Het debietfilter kan worden ingesteld
van 0 tot 30 seconden. Gebruik de laagste
waarde die nog een stabiele debiet geeft.
Normaal gesproken geeft een waarde van
5 tot 10 seconden een toereikend resultaat
voor tweetakt carburateur motoren. Voor
injectie- en viertaktmotoren kan een hogere
waarde nodig zijn.
Deze instelling is van invloed op de
Branstofdebiet- en Brandstofverbruikwaarden
op het brandstofscherm, maar niet op de
Verbruikte brandstof-waarde.
Instellingen tanks
Indien de boot meer dan een tank heeft,
selecteer dan de tank en selecteer
achtereenvolgens elke tank.
Voor de geselecteerde tank kunt u invoeren:
Tankformaat: De capaciteit van de tank.
Navman raad aan het tankformaat op te meten
door de brandstoftank leeg te laten lopen, de
tank helemaal te vullen en de hoeveelheid af
te lezen op de meter van de benzinepomp.
Pas op voor luchtbellen, in het bijzonder in
ondervloerse tanks.
Brandstofalarm: zie paragraaf 10-4.
Dieselsensors
Indien de boot meer dan een dieselmotor heeft
en beschikt over Navman dieselsensors, dan
dienen de sensors te worden ingesteld.
1 Selecteer in het brandstofinstellingsmenu
Diesel sensors.
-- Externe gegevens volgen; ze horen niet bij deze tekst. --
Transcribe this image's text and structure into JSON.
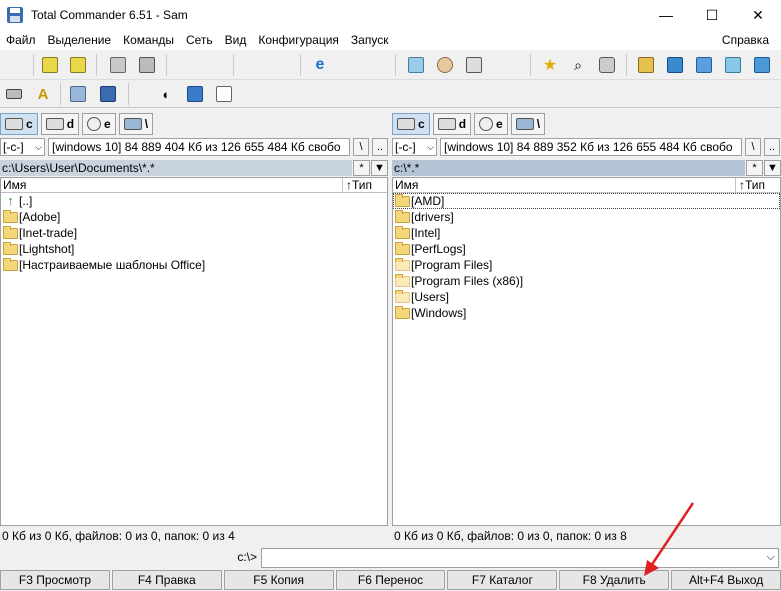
{
  "window": {
    "title": "Total Commander 6.51 - Sam",
    "minimize_icon": "—",
    "maximize_icon": "☐",
    "close_icon": "✕"
  },
  "menu": {
    "items": [
      "Файл",
      "Выделение",
      "Команды",
      "Сеть",
      "Вид",
      "Конфигурация",
      "Запуск"
    ],
    "help": "Справка"
  },
  "left": {
    "drives": [
      "c",
      "d",
      "e",
      "\\"
    ],
    "drive_combo": "[-c-]",
    "volume_info": "[windows 10]  84 889 404 Кб из 126 655 484 Кб свобо",
    "root_btn": "\\",
    "parent_btn": "..",
    "path": "c:\\Users\\User\\Documents\\*.*",
    "star_btn": "*",
    "hist_btn": "▼",
    "col_name": "Имя",
    "col_type": "↑Тип",
    "rows": [
      "[..]",
      "[Adobe]",
      "[Inet-trade]",
      "[Lightshot]",
      "[Настраиваемые шаблоны Office]"
    ],
    "status": "0 Кб из 0 Кб, файлов: 0 из 0, папок: 0 из 4"
  },
  "right": {
    "drives": [
      "c",
      "d",
      "e",
      "\\"
    ],
    "drive_combo": "[-c-]",
    "volume_info": "[windows 10]  84 889 352 Кб из 126 655 484 Кб свобо",
    "root_btn": "\\",
    "parent_btn": "..",
    "path": "c:\\*.*",
    "star_btn": "*",
    "hist_btn": "▼",
    "col_name": "Имя",
    "col_type": "↑Тип",
    "rows": [
      "[AMD]",
      "[drivers]",
      "[Intel]",
      "[PerfLogs]",
      "[Program Files]",
      "[Program Files (x86)]",
      "[Users]",
      "[Windows]"
    ],
    "status": "0 Кб из 0 Кб, файлов: 0 из 0, папок: 0 из 8"
  },
  "command": {
    "label": "c:\\>",
    "value": "",
    "dropdown_icon": "chevron-down-icon"
  },
  "fkeys": [
    "F3 Просмотр",
    "F4 Правка",
    "F5 Копия",
    "F6 Перенос",
    "F7 Каталог",
    "F8 Удалить",
    "Alt+F4 Выход"
  ],
  "colors": {
    "accent_arrow": "#e02020",
    "path_active": "#b6c5d6",
    "folder": "#f5d67a"
  }
}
Het beeldscherm geeft het
brandstofdebiet en de RPM voor de twee
motoren weer.
2 Identificeer welke lijn data weergeeft
voor een bekende motor; varieer bijv. de
snelheid voor een motor, of laat de ene
motor lopen en stop de andere(n).
Brandstofverbruik kan drastisch
veranderen, afhankelijk van de lading
van de boot en de condities op het water.
Neem altijd voldoende brandstof voor de
reis, plus een reserve mee.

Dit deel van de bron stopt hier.